It seems like some people are a bit "stuck"
* in thinking that the physical dimension of the listening room and the loudspeakers placed in that room is all there is for creating the soundstage, maybe they have never had the opportunity to listen to a system set up in a way that the recorded information is the perceptually dominant thing over the "small room signature" interference that their listening environment creates, which otherwise overshadows the recorded room information and the extension of depth that can go way deeper than the wall boundaries of the listening room.
As most of this has to do with the room information on the actual recording, there are a lot of things that are left to get right if that information will reach our ears more clearly. The loudspeakers must be positioned so that the listening environment interferes less destructively, the listening positioning in the room and a shorter distance to the loudspeakers will help to increase the direct sound ratio, and the reflections from the listening room could be tamed to increase the amount of direct sound further.
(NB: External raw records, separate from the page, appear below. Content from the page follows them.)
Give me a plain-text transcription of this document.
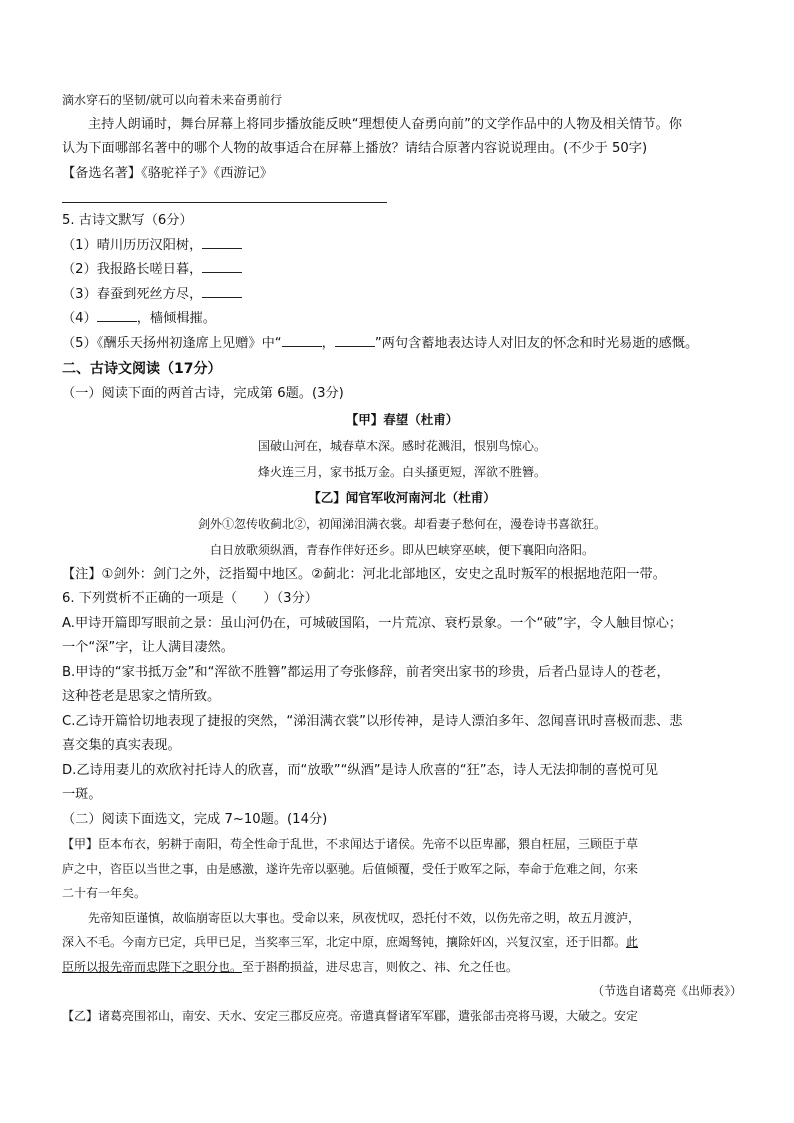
滴水穿石的坚韧/就可以向着未来奋勇前行
主持人朗诵时，舞台屏幕上将同步播放能反映“理想使人奋勇向前”的文学作品中的人物及相关情节。你
认为下面哪部名著中的哪个人物的故事适合在屏幕上播放？请结合原著内容说说理由。(不少于 50字)
【备选名著】《骆驼祥子》《西游记》
5. 古诗文默写（6分）
（1）晴川历历汉阳树，
（2）我报路长嗟日暮，
（3）春蚕到死丝方尽，
（4）	，樯倾楫摧。
（5）《酬乐天扬州初逢席上见赠》中“	，	”两句含蓄地表达诗人对旧友的怀念和时光易逝的感慨。
二、古诗文阅读（17分）
（一）阅读下面的两首古诗，完成第 6题。(3分)
【甲】春望（杜甫）
国破山河在，城春草木深。感时花溅泪，恨别鸟惊心。
烽火连三月，家书抵万金。白头搔更短，浑欲不胜簪。
【乙】闻官军收河南河北（杜甫）
剑外①忽传收蓟北②，初闻涕泪满衣裳。却看妻子愁何在，漫卷诗书喜欲狂。
白日放歌须纵酒，青春作伴好还乡。即从巴峡穿巫峡，便下襄阳向洛阳。
【注】①剑外：剑门之外，泛指蜀中地区。②蓟北：河北北部地区，安史之乱时叛军的根据地范阳一带。
6. 下列赏析不正确的一项是（　　）（3分）
A.甲诗开篇即写眼前之景：虽山河仍在，可城破国陷，一片荒凉、衰朽景象。一个“破”字，令人触目惊心；
一个“深”字，让人满目凄然。
B.甲诗的“家书抵万金”和“浑欲不胜簪”都运用了夸张修辞，前者突出家书的珍贵，后者凸显诗人的苍老，
这种苍老是思家之情所致。
C.乙诗开篇恰切地表现了捷报的突然，“涕泪满衣裳”以形传神，是诗人漂泊多年、忽闻喜讯时喜极而悲、悲
喜交集的真实表现。
D.乙诗用妻儿的欢欣衬托诗人的欣喜，而“放歌”“纵酒”是诗人欣喜的“狂”态，诗人无法抑制的喜悦可见
一斑。
（二）阅读下面选文，完成 7~10题。(14分)
【甲】臣本布衣，躬耕于南阳，苟全性命于乱世，不求闻达于诸侯。先帝不以臣卑鄙，猥自枉屈，三顾臣于草
庐之中，咨臣以当世之事，由是感激，遂许先帝以驱驰。后值倾覆，受任于败军之际，奉命于危难之间，尔来
二十有一年矣。
先帝知臣谨慎，故临崩寄臣以大事也。受命以来，夙夜忧叹，恐托付不效，以伤先帝之明，故五月渡泸，
深入不毛。今南方已定，兵甲已足，当奖率三军，北定中原，庶竭驽钝，攘除奸凶，兴复汉室，还于旧都。此
臣所以报先帝而忠陛下之职分也。至于斟酌损益，进尽忠言，则攸之、祎、允之任也。
（节选自诸葛亮《出师表》）
【乙】诸葛亮围祁山，南安、天水、安定三郡反应亮。帝遣真督诸军军郿，遣张郃击亮将马谡，大破之。安定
But beyond that, I also think that the choice of loudspeakers can affect the perception of the recorded soundstage, not that they should create something on their own (at least not from a pure reproduction point-of-view), but they should, in the best way possible, be able to reveal the actual information on the recording without too much destructive interference on their own. As I believe the room sound is part of the "smaller and more sensitive" information on the recordings, I think good matching in certain frequency areas between the two loudspeakers in a stereo pair can be of importance among other things as low distortion, not having the crossover points in the wrong places and that the drivers play in a time-wise unified way (which is probably the reason why point-source speakers are considered great when it comes to the soundstage).
* There is of course a completely different view on the matter. Some people are more into creating the sensation of "the musicians are here in my listening room" instead of the "I'm there where the recording took place" kind of sensation, and there are speakers that are made in ways to fully take advantage of the reflections of the listener's environment, like back-firing dipole speakers and different kind of ortho-acoustic speakers. Nothing wrong with that view as long as that rocks someone's boat.